I can only guess, for the most part, since these phrases are not common in Canadian English, which is what I've been speaking for 60 years, nor is it common in American TV, which I've been watching most of my life. (I don't remember hearing any of them in British TV either, although I haven't seen as much of them.) I wonder if these might be English translations of phrases/expressions common in Hindi or one of the other Indian languages?

In any case, I feel sure that the "blinking" phrase refers to the common situation where someone "blindsides" a speaker - says something he/she isn't expecting - and then the speaker is taken aback. He/she may just blink as they think of an answer.
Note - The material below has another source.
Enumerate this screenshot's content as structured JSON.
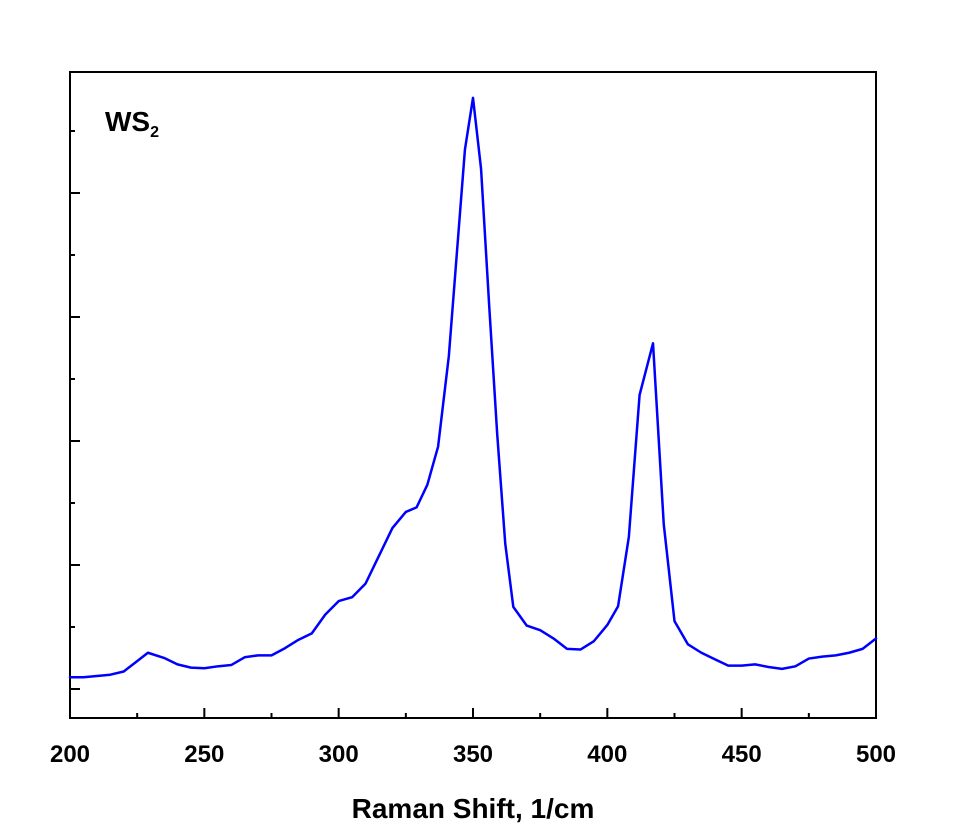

They might even just think for a moment, and then move on as if the interruption/question hadn't happened, if they can't think of a suitable answer or are afraid to state that answer for fear of upsetting the questioner or the audience.

The "coughing distance" phrase clearly just means that no one who might be a candidate for political office should do whatever the writer is condemning. (I have heard the expression "spitting distance" used in a similar context; perhaps "coughing distance" is an attempt to update that.)

The "feminist logic" phrase clearly operates on the assumption that any feminist would vote for the female candidate rather than the male one to show solidarity with the idea of feminism. (I'm not sure if the writer seriously means to say that a woman will always be a better standard-bearer for feminism than a man or is just characterizing feminists over-simplistically.)